You could think of love for the clan, the community, the town, the state, the country, and the world as being increasing attenuated versions of love for your family. You would die for your family and run to defend your neighbor(*), but the more distant the connection the less strong the love.
So what connection is there between a German and a Greek that would encourage the German to cough up extra taxes to bail out the Greek, or indeed for the Greek to show gratitude (and an intention to reform) for the bailout? The EU has, from this distance, never seemed to be more than an economic self-interest group--and that's not a good motivator for sacrifice for the common good.
With less and less common culture and fewer clan ties and less interest in the American ideology, I think we are becoming less and less of a nation and more and more like an EU with a few traditions. The oligarchs running the show without any interest in our welfare or opinions don't help instill a sense of community either.
In one sense we _do_ have a common culture--that of our common entertainments. Our connections with each other become stronger the more other people we have in common; and it turns out that the "other people" we have in common are often the celebrities shining in our living rooms. Our personal relationships are partly mediated by media tycoons.

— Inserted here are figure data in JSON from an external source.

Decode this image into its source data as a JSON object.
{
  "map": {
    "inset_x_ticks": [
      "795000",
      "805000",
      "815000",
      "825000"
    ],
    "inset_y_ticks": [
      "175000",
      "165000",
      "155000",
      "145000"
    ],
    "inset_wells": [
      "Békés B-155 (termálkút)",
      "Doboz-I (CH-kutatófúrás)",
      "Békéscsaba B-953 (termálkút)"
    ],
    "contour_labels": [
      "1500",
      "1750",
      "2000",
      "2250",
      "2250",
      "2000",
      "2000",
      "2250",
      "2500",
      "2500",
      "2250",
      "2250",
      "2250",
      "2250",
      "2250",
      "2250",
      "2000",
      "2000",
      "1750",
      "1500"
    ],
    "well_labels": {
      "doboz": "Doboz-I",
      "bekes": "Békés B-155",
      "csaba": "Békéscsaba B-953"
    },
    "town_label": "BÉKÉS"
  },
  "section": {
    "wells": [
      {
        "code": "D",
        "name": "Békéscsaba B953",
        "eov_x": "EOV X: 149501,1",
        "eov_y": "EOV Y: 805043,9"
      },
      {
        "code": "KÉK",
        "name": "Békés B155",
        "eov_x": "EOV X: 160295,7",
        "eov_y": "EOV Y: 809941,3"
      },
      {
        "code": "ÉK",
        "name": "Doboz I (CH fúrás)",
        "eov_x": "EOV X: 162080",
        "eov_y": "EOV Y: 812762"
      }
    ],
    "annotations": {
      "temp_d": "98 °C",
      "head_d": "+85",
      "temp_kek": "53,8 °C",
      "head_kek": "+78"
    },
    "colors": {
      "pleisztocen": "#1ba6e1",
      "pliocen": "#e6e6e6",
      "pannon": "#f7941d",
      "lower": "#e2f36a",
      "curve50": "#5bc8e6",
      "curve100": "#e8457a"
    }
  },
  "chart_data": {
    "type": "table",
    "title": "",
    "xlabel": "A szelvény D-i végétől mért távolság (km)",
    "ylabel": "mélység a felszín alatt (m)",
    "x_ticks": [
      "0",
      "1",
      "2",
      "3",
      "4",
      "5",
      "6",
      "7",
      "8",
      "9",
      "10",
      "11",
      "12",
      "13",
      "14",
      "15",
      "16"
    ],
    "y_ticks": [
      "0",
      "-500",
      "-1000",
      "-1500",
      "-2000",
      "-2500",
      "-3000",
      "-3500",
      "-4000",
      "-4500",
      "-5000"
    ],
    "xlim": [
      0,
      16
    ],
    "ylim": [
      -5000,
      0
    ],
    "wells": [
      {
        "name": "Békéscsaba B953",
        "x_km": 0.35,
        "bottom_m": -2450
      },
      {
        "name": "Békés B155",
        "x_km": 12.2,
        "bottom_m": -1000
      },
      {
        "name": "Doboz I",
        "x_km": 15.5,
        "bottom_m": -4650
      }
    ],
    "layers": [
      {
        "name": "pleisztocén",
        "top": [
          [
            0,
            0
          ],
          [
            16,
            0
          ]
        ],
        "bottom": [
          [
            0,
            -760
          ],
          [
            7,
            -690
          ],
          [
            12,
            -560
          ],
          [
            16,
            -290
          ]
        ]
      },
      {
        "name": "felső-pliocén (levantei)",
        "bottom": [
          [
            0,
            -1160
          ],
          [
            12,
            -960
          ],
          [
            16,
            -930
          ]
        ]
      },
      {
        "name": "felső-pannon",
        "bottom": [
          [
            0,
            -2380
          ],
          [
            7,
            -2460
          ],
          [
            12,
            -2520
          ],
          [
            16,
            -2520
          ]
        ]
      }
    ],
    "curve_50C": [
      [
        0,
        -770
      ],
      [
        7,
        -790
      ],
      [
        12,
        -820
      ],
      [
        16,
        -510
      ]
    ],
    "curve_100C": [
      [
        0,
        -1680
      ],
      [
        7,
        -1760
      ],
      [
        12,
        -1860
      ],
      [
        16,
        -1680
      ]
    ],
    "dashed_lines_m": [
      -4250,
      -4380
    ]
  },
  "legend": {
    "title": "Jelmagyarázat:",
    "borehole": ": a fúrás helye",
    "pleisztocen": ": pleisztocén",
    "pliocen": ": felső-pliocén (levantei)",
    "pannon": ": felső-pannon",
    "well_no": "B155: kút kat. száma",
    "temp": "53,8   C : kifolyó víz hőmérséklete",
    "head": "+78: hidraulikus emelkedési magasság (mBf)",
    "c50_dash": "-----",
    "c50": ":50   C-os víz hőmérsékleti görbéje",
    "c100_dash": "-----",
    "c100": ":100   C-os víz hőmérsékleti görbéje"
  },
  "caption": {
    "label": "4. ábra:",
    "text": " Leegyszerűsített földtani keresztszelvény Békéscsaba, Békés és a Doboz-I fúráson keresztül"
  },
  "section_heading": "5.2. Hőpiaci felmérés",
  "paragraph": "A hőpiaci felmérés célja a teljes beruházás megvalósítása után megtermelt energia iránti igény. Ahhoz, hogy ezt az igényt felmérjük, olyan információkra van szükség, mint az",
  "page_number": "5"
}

But what a trivial and ephemeral culture this is! Who cares about last year's entertainments?
(*)Unless he's one of "Chesterton's neighbors" ("The Bible tells us to love our neighbors, and also to love our enemies; probably because generally they are the same people")
re: the Wanderlust article....I feel that within myself, too. Maybe just because I have kids and a stable extended family life in our geographical area.
I don't really enjoy Florida's climate, at least not from May through the end of October...hot, sticky, oppressive...90% humidity anyone? But this is where we've made our lives and picking up and leaving it just for more money, or a better climate seems like surrendering all the good things for trivial reasons.
I've also realized that stability is the key ingredient to accomplishment. People who are so spent trying to reboot things all the time have no energy to work on the things that are really important to them.
That sort of goes back to some of your points about community. There must be some sort of broad tradition/feeling that gives a community a starting place for establishing itself and thriving.